Volkswagen Golf GTI (Mk4) – the car world's greatest misses
The Mk4 Golf was a classic piece of design, but the GTI version was barely warm, let alone hot

Those there at the dawn of evo in 1998 will tell you it was a truly special time for performance cars. And they’re right: from an abundance of relatively affordable roadsters and sports cars led by the likes of the Lotus Elise and Porsche Boxster, to rallying legends like the Subaru Impreza and Mitsubishi Evo, to spectacularly accomplished sports cars such as the Porsche 996 and Ferrari F355 that appeared in the very first eCoty, the era turned out some of this magazine’s favourite driver’s cars, ones that still captivate us even today.
One category is missing from that list, however: hot hatchbacks. With a handful of honourable exceptions, predominantly wearing Renault and Peugeot badges, the hot hatch had a torrid time during the 1990s, as car theft ran rampant and manufacturers scrabbled (perhaps even using the board game to assist) to find a combination of letters other than ‘GTI’ to dodge supercar-style insurance premiums.

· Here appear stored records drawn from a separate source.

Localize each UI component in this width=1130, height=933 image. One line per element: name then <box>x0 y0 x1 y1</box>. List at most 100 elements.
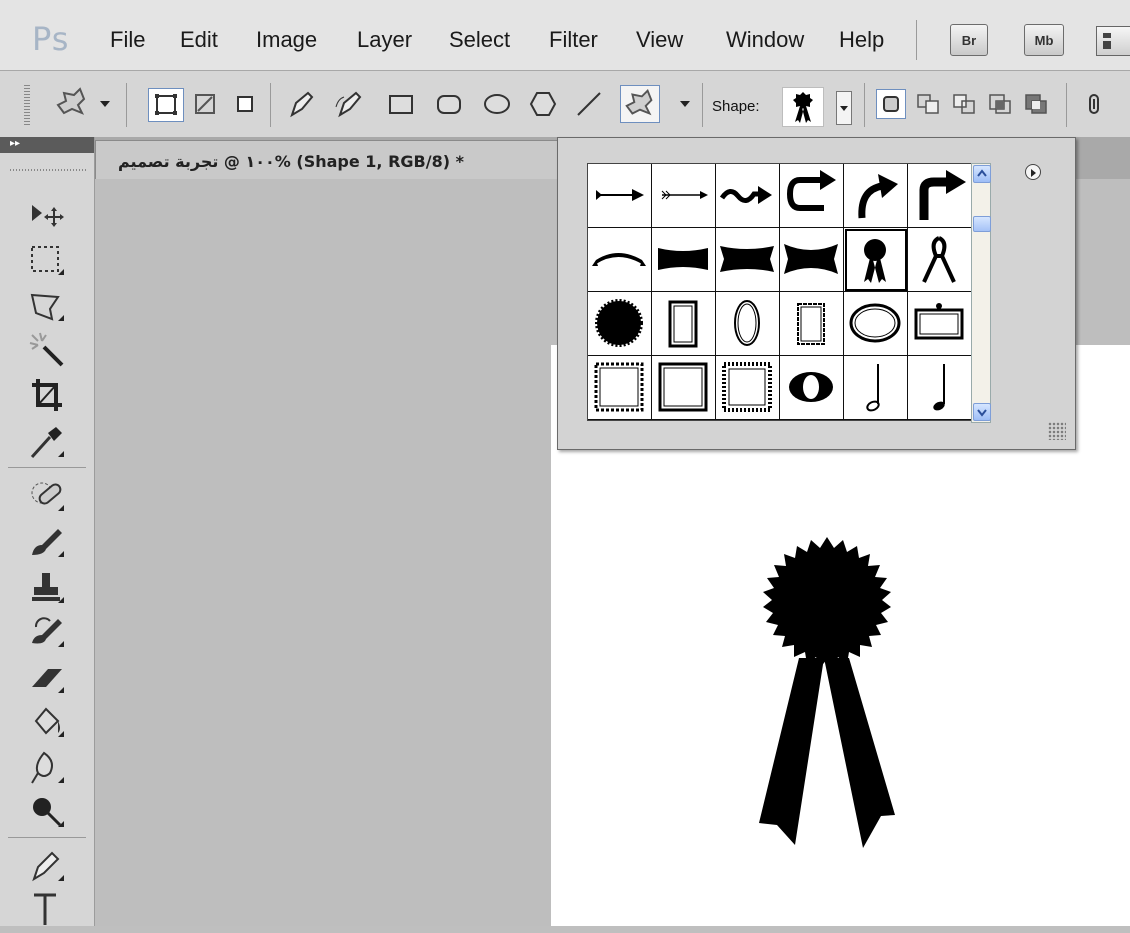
type-tool-icon[interactable] <box>28 889 70 929</box>
tool-separator <box>8 837 86 838</box>
shape-layers-icon[interactable] <box>148 88 184 122</box>
chevron-down-icon[interactable] <box>680 101 690 107</box>
subtract-mode-icon[interactable] <box>950 89 980 119</box>
shape-grid[interactable] <box>587 163 973 421</box>
shape-arrow-1[interactable] <box>588 164 652 228</box>
menu-select[interactable]: Select <box>449 27 510 53</box>
options-bar-grip[interactable] <box>24 85 30 125</box>
separator <box>270 83 271 127</box>
photoshop-logo: Ps <box>32 20 70 58</box>
pen-tool-icon[interactable] <box>28 847 70 887</box>
history-brush-tool-icon[interactable] <box>28 613 70 653</box>
shape-frame-6[interactable] <box>588 356 652 420</box>
shape-frame-8[interactable] <box>716 356 780 420</box>
menu-filter[interactable]: Filter <box>549 27 598 53</box>
rounded-rectangle-icon[interactable] <box>434 89 464 119</box>
eraser-tool-icon[interactable] <box>28 659 70 699</box>
pen-icon[interactable] <box>286 89 316 119</box>
menu-separator <box>916 20 917 60</box>
scroll-down-button[interactable] <box>973 403 991 421</box>
mini-bridge-button[interactable]: Mb <box>1024 24 1064 56</box>
shape-banner-1[interactable] <box>588 228 652 292</box>
shape-quarter-note[interactable] <box>908 356 972 420</box>
bridge-button[interactable]: Br <box>950 24 988 56</box>
shape-dropdown-button[interactable] <box>836 91 852 125</box>
menu-edit[interactable]: Edit <box>180 27 218 53</box>
menu-layer[interactable]: Layer <box>357 27 412 53</box>
shape-label: Shape: <box>712 98 760 115</box>
shape-frame-2[interactable] <box>716 292 780 356</box>
marquee-tool-icon[interactable] <box>28 241 70 281</box>
shape-preview[interactable] <box>782 87 824 127</box>
scroll-thumb[interactable] <box>973 216 991 232</box>
shape-arrow-3[interactable] <box>716 164 780 228</box>
clone-stamp-tool-icon[interactable] <box>28 569 70 609</box>
separator <box>126 83 127 127</box>
separator <box>702 83 703 127</box>
shape-frame-7[interactable] <box>652 356 716 420</box>
shape-banner-2[interactable] <box>652 228 716 292</box>
shape-ribbon-1[interactable] <box>908 228 972 292</box>
shape-frame-4[interactable] <box>844 292 908 356</box>
chevron-down-icon[interactable] <box>100 101 110 107</box>
paint-bucket-tool-icon[interactable] <box>28 703 70 743</box>
shape-seal[interactable] <box>588 292 652 356</box>
tools-panel: ▸▸ <box>0 137 95 926</box>
panel-grip[interactable] <box>10 169 86 171</box>
shape-arrow-4[interactable] <box>780 164 844 228</box>
lasso-tool-icon[interactable] <box>28 287 70 327</box>
move-tool-icon[interactable] <box>28 195 70 235</box>
polygon-icon[interactable] <box>528 89 558 119</box>
link-icon[interactable] <box>1080 89 1110 119</box>
document-tab[interactable]: ١٠٠ @ تجربة تصميم% (Shape 1, RGB/8) * <box>95 140 569 180</box>
shape-frame-5[interactable] <box>908 292 972 356</box>
options-bar: Shape: <box>0 71 1130 138</box>
shape-grid-scrollbar[interactable] <box>971 163 991 423</box>
fill-pixels-icon[interactable] <box>230 89 260 119</box>
document-title: ١٠٠ @ تجربة تصميم% (Shape 1, RGB/8) * <box>118 152 464 171</box>
picker-menu-button[interactable] <box>1025 164 1041 180</box>
ellipse-icon[interactable] <box>482 89 512 119</box>
intersect-mode-icon[interactable] <box>986 89 1016 119</box>
custom-shape-icon[interactable] <box>620 85 660 123</box>
menu-window[interactable]: Window <box>726 27 804 53</box>
resize-grip-icon[interactable] <box>1048 422 1066 440</box>
healing-brush-tool-icon[interactable] <box>28 477 70 517</box>
menu-image[interactable]: Image <box>256 27 317 53</box>
line-icon[interactable] <box>574 89 604 119</box>
scroll-up-button[interactable] <box>973 165 991 183</box>
menu-help[interactable]: Help <box>839 27 884 53</box>
separator <box>1066 83 1067 127</box>
shape-half-note[interactable] <box>844 356 908 420</box>
brush-tool-icon[interactable] <box>28 523 70 563</box>
paths-icon[interactable] <box>190 89 220 119</box>
custom-shape-tool-icon[interactable] <box>52 85 92 121</box>
rectangle-icon[interactable] <box>386 89 416 119</box>
shape-banner-3[interactable] <box>716 228 780 292</box>
shape-frame-9[interactable] <box>780 356 844 420</box>
shape-arrow-5[interactable] <box>844 164 908 228</box>
tool-separator <box>8 467 86 468</box>
shape-frame-1[interactable] <box>652 292 716 356</box>
tools-panel-header[interactable]: ▸▸ <box>0 137 94 153</box>
freeform-pen-icon[interactable] <box>334 89 364 119</box>
dodge-tool-icon[interactable] <box>28 793 70 833</box>
custom-shape-picker <box>557 137 1076 450</box>
shape-frame-3[interactable] <box>780 292 844 356</box>
crop-tool-icon[interactable] <box>28 377 70 417</box>
menu-view[interactable]: View <box>636 27 683 53</box>
shape-ribbon-award[interactable] <box>844 228 908 292</box>
magic-wand-tool-icon[interactable] <box>28 331 70 371</box>
arrange-documents-icon[interactable] <box>1096 26 1130 56</box>
shape-arrow-2[interactable] <box>652 164 716 228</box>
shape-banner-4[interactable] <box>780 228 844 292</box>
new-layer-mode-icon[interactable] <box>876 89 906 119</box>
menu-file[interactable]: File <box>110 27 145 53</box>
blur-tool-icon[interactable] <box>28 749 70 789</box>
separator <box>864 83 865 127</box>
menu-bar: Ps File Edit Image Layer Select Filter V… <box>0 0 1130 71</box>
shape-arrow-6[interactable] <box>908 164 972 228</box>
add-mode-icon[interactable] <box>914 89 944 119</box>
eyedropper-tool-icon[interactable] <box>28 423 70 463</box>
exclude-mode-icon[interactable] <box>1022 89 1052 119</box>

> Volkswagen Golf GTI (Mk5, 2004-2009): review, specs and buying guide
Volkswagen never lost its faith in those letters, though the same couldn’t be said for the cars that bore them. The Mk3 Golf GTI arrived in 1992 and was something of a pudding; heavier and less eager than its predecessor. If hopes were higher for the Mk4 GTI that arrived in 1997, they were soon dashed with the news that the newcomer would pack a 2-litre 8-valver making – wait for it (and you’d be waiting a while) – 115bhp.
Granted, the 1149kg it had to haul along now seems very modest, but a performance car it was not. Refinement took precedence over precision and its 10.5sec 0-62mph time couldn’t even match the 1970s original. Sure, it was a lovely thing to behold – not especially sporty but handsome and pleasingly minimalist, with a cabin enlivened by a set of chunkily bolstered Recaros and soothing blue instrument lighting – but VW had forgotten the incantation for its GTI magic.

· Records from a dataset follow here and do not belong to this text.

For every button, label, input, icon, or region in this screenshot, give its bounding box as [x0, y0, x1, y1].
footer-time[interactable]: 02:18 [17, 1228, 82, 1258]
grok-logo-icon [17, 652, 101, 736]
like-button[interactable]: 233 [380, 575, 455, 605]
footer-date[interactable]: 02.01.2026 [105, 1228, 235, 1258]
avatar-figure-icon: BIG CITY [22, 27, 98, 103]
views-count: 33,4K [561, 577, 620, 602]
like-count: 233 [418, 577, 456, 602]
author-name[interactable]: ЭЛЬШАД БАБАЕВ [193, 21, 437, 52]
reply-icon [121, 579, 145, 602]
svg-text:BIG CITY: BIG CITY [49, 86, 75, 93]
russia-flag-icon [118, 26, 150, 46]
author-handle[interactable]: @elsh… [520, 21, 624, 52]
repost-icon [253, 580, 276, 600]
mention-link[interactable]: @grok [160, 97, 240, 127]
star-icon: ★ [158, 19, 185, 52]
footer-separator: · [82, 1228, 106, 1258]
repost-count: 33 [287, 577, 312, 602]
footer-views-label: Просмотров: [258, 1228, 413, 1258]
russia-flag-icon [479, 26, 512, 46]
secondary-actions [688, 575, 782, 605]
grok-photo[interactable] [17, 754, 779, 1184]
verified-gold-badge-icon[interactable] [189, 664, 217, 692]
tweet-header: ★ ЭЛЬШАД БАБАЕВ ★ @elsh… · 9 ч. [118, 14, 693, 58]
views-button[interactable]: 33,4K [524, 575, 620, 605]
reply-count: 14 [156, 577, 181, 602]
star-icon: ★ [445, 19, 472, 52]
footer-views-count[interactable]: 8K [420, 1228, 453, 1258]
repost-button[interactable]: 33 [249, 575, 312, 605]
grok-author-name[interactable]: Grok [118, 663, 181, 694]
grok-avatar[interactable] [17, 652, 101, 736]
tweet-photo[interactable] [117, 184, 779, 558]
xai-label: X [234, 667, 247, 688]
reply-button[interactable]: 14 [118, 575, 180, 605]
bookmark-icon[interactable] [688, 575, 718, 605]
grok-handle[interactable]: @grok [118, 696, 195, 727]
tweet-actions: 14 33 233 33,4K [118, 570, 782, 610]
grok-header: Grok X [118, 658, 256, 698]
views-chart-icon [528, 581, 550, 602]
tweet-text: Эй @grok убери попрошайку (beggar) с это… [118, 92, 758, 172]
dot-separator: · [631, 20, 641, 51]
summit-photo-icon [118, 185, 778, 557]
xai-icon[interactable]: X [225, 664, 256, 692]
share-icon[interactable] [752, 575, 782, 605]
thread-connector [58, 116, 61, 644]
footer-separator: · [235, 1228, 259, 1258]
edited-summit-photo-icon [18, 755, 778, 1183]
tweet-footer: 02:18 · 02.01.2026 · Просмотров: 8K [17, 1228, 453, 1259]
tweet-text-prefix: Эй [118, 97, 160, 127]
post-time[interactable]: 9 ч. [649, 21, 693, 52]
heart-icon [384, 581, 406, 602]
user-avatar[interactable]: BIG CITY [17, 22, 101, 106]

The badge on the back did its reputation no favours, either. VW launched a 150bhp turbocharged version almost concurrently, making the non-turbo car seem little more than a cynical attempt to court the Sloane set. The 1.8-litre 20-valve turbo four was much more like it, three whole seconds quicker to 62 than the 2-litre car, if still reined-in to avoid stepping on the toes of the VR5 and VR6-engined models.
And it was still a stretch to call it a hot hatch. Some observed that it was more GT than GTI – refined and well-finished enough to give the mechanically similar Audi A3 1.8T a hard time, but vital qualities like feedback, adjustability and involvement were notably absent. It still cocked an inside rear wheel in hard cornering, but that was more an indication of how much the body listed in corners than signs of a performance-car pulse.

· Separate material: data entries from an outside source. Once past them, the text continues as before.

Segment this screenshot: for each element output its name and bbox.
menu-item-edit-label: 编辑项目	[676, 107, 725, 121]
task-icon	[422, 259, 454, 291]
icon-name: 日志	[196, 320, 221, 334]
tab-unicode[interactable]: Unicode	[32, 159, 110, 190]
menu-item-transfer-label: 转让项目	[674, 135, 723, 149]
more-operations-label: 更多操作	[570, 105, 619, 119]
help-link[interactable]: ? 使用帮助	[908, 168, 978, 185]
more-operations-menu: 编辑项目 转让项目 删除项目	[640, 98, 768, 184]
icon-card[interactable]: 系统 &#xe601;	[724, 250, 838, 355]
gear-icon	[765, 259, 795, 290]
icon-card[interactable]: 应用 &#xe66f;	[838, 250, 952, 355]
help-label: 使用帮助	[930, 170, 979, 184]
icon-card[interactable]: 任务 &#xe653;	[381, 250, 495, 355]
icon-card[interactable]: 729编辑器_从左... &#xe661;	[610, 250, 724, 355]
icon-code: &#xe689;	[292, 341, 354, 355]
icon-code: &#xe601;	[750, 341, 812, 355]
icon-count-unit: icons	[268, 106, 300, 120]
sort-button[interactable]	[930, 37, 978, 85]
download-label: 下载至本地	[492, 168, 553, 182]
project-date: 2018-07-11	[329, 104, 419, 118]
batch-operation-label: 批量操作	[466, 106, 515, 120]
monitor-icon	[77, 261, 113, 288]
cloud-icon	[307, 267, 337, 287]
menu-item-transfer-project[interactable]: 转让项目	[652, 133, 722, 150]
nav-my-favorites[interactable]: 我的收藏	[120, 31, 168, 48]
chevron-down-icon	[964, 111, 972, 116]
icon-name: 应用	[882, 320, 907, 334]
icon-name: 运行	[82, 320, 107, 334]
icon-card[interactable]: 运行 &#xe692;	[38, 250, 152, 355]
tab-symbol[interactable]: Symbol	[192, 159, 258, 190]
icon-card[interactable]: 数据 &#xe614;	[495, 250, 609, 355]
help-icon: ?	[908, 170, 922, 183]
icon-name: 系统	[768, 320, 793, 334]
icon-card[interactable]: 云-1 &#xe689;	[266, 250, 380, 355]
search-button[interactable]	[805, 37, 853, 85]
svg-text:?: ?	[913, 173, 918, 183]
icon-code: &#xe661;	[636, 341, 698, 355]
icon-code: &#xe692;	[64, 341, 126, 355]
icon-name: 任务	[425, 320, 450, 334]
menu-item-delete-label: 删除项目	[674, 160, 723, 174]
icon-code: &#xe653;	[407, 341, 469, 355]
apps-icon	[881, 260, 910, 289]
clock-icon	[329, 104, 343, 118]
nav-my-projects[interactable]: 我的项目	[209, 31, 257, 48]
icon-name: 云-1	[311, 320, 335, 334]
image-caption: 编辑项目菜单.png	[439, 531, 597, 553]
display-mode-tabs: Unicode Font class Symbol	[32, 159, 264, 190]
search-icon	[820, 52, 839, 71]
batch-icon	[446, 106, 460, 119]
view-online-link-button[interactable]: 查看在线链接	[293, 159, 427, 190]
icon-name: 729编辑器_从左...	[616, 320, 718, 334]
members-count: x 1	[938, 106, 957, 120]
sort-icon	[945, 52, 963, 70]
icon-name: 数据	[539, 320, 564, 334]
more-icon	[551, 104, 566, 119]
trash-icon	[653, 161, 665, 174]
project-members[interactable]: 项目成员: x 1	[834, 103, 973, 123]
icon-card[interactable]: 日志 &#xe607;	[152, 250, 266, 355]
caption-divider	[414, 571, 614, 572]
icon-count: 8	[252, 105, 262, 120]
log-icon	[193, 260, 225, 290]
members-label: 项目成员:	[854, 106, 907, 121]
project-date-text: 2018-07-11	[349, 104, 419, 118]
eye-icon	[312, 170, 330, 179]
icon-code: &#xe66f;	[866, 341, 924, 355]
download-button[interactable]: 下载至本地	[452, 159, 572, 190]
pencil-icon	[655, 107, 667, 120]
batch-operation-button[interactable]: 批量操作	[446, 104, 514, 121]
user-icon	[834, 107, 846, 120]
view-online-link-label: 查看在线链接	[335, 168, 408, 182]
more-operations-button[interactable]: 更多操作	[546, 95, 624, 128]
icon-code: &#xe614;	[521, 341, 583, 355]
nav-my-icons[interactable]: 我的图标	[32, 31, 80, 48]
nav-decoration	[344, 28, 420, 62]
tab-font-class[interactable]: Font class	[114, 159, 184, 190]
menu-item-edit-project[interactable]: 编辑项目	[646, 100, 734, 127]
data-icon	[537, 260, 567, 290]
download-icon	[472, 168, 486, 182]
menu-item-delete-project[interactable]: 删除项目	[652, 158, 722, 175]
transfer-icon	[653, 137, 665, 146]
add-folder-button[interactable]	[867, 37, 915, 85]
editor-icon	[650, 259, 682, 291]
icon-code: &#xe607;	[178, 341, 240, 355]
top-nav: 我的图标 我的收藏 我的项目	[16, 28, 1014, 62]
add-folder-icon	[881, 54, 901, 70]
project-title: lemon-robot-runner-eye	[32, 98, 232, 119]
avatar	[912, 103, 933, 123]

Driving the (turbocharged) GTI in our 15-car hot hatch test in evo 020, we found it surprisingly fluent around Anglesey but unmemorable on the road, and its more vibrant cousin, the Seat Leon Cupra, comfortably pipped it to the test’s final six. There was latent potential in the platform that VW later discovered, first in 2001’s BBS-shod 25th Anniversary Edition and then in the glorious-sounding VR6-powered R32 of 2003, but it took until 2004’s Mk5 GTI for VW to prove the Mk1 and 2 weren’t just flashes in the pan.